The national forest of Malmaison covers 500 acres and was bought by Josephine in 1800. Part of the estate of the Château de Malmaison, it extended as far as the forest of Celle-Saint-Cloud.
The Empress particularly enjoyed her walks around the estate. And beside the pond at Saint-Cucufa, she had a sheepfold and a cow-shed built. The latter was rebuilt to provide a house for the park rangers.
During a trip to Switzerland in 1810, Josephine became convinced of the superiority of transalpine dairy products, and so she had Swiss livestock brought back and installed in the Malmaison Forest. She even brought back a farming couple from Berne to rear the cows.

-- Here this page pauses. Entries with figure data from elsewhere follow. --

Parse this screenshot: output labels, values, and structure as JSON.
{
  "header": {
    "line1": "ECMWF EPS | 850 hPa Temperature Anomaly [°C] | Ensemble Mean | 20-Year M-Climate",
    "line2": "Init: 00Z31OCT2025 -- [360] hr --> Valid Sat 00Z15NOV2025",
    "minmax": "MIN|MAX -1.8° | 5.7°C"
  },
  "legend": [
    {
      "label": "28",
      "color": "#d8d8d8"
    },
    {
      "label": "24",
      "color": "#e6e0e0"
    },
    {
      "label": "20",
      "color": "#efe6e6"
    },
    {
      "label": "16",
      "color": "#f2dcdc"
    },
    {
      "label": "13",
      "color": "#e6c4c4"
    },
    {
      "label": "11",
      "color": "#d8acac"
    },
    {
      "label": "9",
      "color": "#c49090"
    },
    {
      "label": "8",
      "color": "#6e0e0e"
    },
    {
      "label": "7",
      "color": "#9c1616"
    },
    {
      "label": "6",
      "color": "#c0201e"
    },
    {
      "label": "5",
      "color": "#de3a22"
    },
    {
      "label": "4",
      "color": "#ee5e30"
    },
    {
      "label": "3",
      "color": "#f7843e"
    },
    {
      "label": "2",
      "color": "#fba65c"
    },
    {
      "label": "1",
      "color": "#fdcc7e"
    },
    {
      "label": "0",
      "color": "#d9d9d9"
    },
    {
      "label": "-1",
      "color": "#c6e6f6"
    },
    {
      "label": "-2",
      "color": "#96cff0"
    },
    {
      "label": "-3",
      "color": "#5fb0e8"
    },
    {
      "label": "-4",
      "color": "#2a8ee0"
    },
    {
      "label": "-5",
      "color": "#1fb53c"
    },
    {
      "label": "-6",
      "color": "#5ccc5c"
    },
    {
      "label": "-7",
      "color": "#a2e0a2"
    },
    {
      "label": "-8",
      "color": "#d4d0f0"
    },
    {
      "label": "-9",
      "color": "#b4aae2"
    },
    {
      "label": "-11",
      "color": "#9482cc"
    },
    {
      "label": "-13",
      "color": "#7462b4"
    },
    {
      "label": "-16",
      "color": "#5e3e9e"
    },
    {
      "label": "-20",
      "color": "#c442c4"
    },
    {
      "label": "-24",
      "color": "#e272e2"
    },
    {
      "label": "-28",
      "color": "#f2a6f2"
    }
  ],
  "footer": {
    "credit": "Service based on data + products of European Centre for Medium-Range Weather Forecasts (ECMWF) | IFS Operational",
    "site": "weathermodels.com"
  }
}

More than 500 merino sheep from Spain were added to complete this menagerie.
After the death of Josephine, the estate was divided up and partially cleared of trees. But it was her grandson, Napoleon III, who prevented the forest from being parceled out as a result of a series of property exchanges. Subsequently, he repurchased the forest in 1856 and incorporated it into his civil list.
In 1870 and 1871, captain Nisme and his artillerymen set up their battery in the Forest of Malmaison in their fierce assaults against the Prussians entrenched behind the Buzenval wall. In 1871, the forest became a national park and was entered on the list of properties owned by the state.